Recently, I read an article about the six worst ways to end a speech. This is their list:
- Not announcing you’re wrapping up.
- Not offering a summary.
- Not providing a call to action.
- Leaving the audience with a ‘dud ending.’
- Failing to tie up loose ends.
- Concluding with a Q&A.
I’ve done more than a few speeches in the past. Some were better than others, but each was a learning experience.
I have to admit that I usually just do what feels right instead of keeping to a formula. However, I can say that it’s always appreciated to let people know when the end is in sight. You’ll regain the attention of those who have drifted away into daydreams and refocus the attention of those listening attentively.
I think that whether or not a summary is given will depend on the type of speech you are giving. For example, I didn’t give one at a mural dedication I spoke at, because my topic could be wrapped up with just a sentence.
Be creative at providing a call to action, but it might be as simple as giving attention to the next speaker or asking the audience to remember something.
To avoid a dud ending, you might want to tell a funny story or end with a good tip for something the audience might want to try. An audience is always more forgiving of any mistakes you might have made if they feel happy or appreciative when you finish.
Tying up loose ends is particularly important, if you won’t have an opportunity to address your audience again. Think about how annoying it is for a television show you’ve been watching to end with a cliff hanger as the series finale.

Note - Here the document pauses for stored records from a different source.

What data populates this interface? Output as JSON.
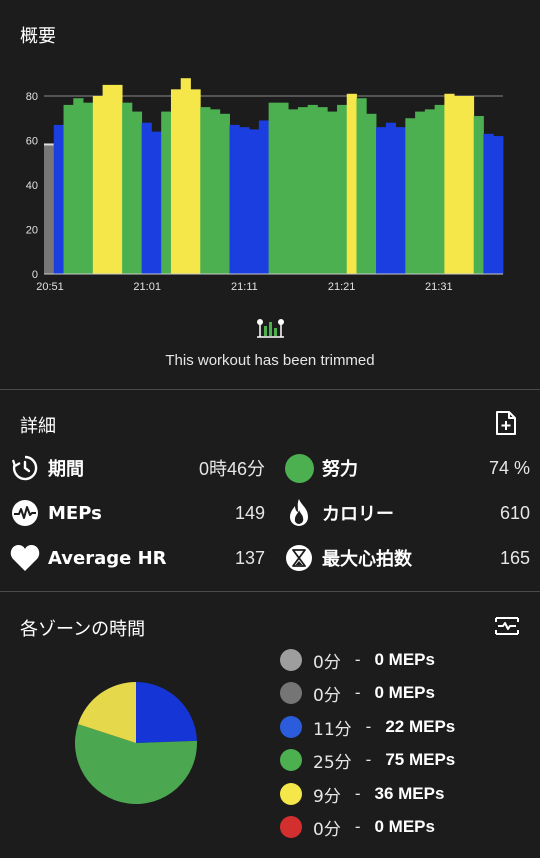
{
  "overview": {
    "title": "概要",
    "trim_message": "This workout has been trimmed"
  },
  "chart_data": {
    "type": "bar",
    "ylim": [
      0,
      80
    ],
    "y_ticks": [
      "0",
      "20",
      "40",
      "60",
      "80"
    ],
    "x_ticks": [
      "20:51",
      "21:01",
      "21:11",
      "21:21",
      "21:31"
    ],
    "zone_colors": {
      "gray": "#777777",
      "blue": "#1a3ee0",
      "green": "#4caf50",
      "yellow": "#f5e64a"
    },
    "values": [
      58,
      67,
      76,
      79,
      77,
      80,
      85,
      85,
      77,
      73,
      68,
      64,
      73,
      83,
      88,
      83,
      75,
      74,
      72,
      67,
      66,
      65,
      69,
      77,
      77,
      74,
      75,
      76,
      75,
      73,
      76,
      81,
      79,
      72,
      66,
      68,
      66,
      70,
      73,
      74,
      76,
      81,
      80,
      80,
      71,
      63,
      62
    ],
    "zones": [
      "gray",
      "blue",
      "green",
      "green",
      "green",
      "yellow",
      "yellow",
      "yellow",
      "green",
      "green",
      "blue",
      "blue",
      "green",
      "yellow",
      "yellow",
      "yellow",
      "green",
      "green",
      "green",
      "blue",
      "blue",
      "blue",
      "blue",
      "green",
      "green",
      "green",
      "green",
      "green",
      "green",
      "green",
      "green",
      "yellow",
      "green",
      "green",
      "blue",
      "blue",
      "blue",
      "green",
      "green",
      "green",
      "green",
      "yellow",
      "yellow",
      "yellow",
      "green",
      "blue",
      "blue"
    ]
  },
  "details": {
    "title": "詳細",
    "stats": [
      {
        "label": "期間",
        "value": "0時46分"
      },
      {
        "label": "努力",
        "value": "74 %"
      },
      {
        "label": "MEPs",
        "value": "149"
      },
      {
        "label": "カロリー",
        "value": "610"
      },
      {
        "label": "Average HR",
        "value": "137"
      },
      {
        "label": "最大心拍数",
        "value": "165"
      }
    ]
  },
  "zones": {
    "title": "各ゾーンの時間",
    "legend": [
      {
        "minutes": "0分",
        "meps": "0 MEPs",
        "color": "#9e9e9e"
      },
      {
        "minutes": "0分",
        "meps": "0 MEPs",
        "color": "#757575"
      },
      {
        "minutes": "11分",
        "meps": "22 MEPs",
        "color": "#2a5cdc"
      },
      {
        "minutes": "25分",
        "meps": "75 MEPs",
        "color": "#4caf50"
      },
      {
        "minutes": "9分",
        "meps": "36 MEPs",
        "color": "#f5e64a"
      },
      {
        "minutes": "0分",
        "meps": "0 MEPs",
        "color": "#d32f2f"
      }
    ],
    "pie": [
      {
        "value": 11,
        "color": "#1535d6"
      },
      {
        "value": 25,
        "color": "#4ca850"
      },
      {
        "value": 9,
        "color": "#e5d84a"
      }
    ]
  }
}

And, last but not least, you should always save a moment at the end of a Q&A to end things as planned. A while ago, I was the moderator for a panel about becoming a professional writer. I kept a keen eye on the clock to be sure that I could tell the audience when I was taking the last question and, after the question was answered, I did a very brief summary and ended things on a positive, encouraging note. Try it. This is your big chance to get the last word!